The result of Table IV also shows that some control variables are statistically significant at the 5% and 1% threshold. These include the size of the municipality (logTAIC, negative), communal wealth (logRICHC, negative), communal budget (logBUD, negative), political affiliation (APP, negative), and gender (GEN, positive).

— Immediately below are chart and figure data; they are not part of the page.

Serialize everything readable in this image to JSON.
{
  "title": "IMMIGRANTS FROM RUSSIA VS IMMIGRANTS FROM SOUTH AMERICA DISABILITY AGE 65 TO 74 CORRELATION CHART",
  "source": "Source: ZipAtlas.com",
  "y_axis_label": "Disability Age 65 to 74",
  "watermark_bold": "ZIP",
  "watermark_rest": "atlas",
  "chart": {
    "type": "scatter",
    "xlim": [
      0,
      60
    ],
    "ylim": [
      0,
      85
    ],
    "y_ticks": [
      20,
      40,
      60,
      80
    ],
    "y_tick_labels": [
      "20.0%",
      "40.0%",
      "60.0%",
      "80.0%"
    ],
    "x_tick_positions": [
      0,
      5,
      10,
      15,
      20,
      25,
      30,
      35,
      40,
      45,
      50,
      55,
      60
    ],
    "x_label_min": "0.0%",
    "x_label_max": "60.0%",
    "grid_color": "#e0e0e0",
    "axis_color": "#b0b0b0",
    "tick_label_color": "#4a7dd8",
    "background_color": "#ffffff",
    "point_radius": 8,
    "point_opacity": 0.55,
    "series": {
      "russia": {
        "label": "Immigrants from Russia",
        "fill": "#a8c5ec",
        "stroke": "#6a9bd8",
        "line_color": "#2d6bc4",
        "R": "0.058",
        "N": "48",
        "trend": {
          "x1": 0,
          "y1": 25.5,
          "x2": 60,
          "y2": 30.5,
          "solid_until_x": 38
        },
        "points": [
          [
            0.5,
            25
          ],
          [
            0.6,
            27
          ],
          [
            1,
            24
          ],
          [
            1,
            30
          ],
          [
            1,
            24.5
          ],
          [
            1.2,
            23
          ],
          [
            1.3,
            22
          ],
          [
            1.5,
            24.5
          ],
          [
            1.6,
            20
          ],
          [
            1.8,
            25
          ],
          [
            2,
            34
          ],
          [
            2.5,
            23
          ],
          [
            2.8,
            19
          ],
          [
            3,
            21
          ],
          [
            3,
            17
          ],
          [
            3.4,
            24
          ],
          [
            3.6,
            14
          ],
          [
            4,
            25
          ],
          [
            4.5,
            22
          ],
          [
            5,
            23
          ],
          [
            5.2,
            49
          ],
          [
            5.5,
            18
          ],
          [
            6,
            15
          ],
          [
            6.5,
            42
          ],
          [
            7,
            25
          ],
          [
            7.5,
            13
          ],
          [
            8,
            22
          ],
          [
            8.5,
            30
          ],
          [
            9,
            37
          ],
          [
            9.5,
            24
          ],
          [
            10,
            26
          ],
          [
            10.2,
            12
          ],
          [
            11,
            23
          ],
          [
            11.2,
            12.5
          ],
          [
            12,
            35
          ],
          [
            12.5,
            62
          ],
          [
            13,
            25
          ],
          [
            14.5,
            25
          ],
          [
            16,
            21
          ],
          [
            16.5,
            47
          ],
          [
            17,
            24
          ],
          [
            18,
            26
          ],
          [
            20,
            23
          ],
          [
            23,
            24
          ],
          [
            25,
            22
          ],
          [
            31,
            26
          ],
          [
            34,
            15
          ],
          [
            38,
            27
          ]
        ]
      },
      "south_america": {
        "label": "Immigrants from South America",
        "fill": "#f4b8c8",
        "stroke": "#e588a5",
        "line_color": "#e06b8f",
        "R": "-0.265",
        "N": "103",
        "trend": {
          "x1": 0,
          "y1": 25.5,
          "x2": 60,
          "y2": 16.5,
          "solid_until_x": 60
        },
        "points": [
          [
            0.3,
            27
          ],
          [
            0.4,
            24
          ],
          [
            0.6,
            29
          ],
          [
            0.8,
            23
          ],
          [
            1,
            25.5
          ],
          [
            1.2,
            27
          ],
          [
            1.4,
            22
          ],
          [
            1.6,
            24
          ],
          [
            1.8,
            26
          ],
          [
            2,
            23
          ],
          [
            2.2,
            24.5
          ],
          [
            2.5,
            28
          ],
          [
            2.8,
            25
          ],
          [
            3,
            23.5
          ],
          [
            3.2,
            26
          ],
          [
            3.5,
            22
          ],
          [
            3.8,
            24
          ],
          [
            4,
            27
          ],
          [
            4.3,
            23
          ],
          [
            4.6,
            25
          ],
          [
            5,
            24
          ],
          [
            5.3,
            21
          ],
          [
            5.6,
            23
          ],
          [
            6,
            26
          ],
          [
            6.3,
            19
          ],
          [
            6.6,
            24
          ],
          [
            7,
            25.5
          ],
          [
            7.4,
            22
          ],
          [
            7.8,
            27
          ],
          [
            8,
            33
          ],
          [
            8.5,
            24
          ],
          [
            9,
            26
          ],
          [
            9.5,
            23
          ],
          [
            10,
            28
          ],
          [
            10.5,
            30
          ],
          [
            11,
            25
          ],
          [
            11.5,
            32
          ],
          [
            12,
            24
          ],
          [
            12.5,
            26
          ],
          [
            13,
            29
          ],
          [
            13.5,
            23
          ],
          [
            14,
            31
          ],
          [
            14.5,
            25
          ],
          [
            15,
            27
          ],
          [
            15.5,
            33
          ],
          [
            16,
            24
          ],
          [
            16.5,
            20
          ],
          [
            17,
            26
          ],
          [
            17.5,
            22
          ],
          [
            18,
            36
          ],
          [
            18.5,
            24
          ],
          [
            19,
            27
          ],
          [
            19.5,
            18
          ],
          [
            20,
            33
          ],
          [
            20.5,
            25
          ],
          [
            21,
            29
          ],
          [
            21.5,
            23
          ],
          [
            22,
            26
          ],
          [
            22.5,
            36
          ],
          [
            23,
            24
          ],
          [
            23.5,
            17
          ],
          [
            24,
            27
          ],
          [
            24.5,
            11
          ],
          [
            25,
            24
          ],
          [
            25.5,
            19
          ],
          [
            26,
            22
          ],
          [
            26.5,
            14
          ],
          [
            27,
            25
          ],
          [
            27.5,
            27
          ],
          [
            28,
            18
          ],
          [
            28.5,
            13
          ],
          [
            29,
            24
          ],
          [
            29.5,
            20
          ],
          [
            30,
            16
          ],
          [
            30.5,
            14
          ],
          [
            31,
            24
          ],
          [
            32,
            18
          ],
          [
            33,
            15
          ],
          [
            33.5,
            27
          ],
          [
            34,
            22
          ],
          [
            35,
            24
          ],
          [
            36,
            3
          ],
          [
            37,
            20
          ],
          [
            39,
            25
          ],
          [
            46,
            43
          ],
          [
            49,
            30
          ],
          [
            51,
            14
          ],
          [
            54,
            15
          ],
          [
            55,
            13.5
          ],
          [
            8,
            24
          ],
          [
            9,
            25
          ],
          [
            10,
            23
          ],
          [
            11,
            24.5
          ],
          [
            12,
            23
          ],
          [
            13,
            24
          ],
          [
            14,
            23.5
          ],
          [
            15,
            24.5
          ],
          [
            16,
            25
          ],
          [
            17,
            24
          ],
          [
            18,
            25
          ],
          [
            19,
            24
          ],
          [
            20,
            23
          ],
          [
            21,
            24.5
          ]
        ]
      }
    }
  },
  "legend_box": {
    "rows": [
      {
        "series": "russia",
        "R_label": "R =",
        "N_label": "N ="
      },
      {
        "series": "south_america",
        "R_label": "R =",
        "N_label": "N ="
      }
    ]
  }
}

This article has analyzed the effects of the human capital of mayors on the investments of northern Cameroonian municipalities. We measured the human capital of mayors in terms of education level (degree), training, and age. The data are from 46 municipalities in northern Cameroon, including 21 in the Adamawa region, 12 in the North, and 13 in the Far North. After conducting preliminary statistical tests (multicollinearity and homoscedasticity) for cross-sectional data, the OLS results showed that the human capital of mayors does affect local investments. Specifically, the level of education of the mayor (measured by the degree) positively affects municipal investments. However, the coefficients of the level of training and age of mayors are not significant. The result also showed that the coefficients of certain control variables are statistically significant.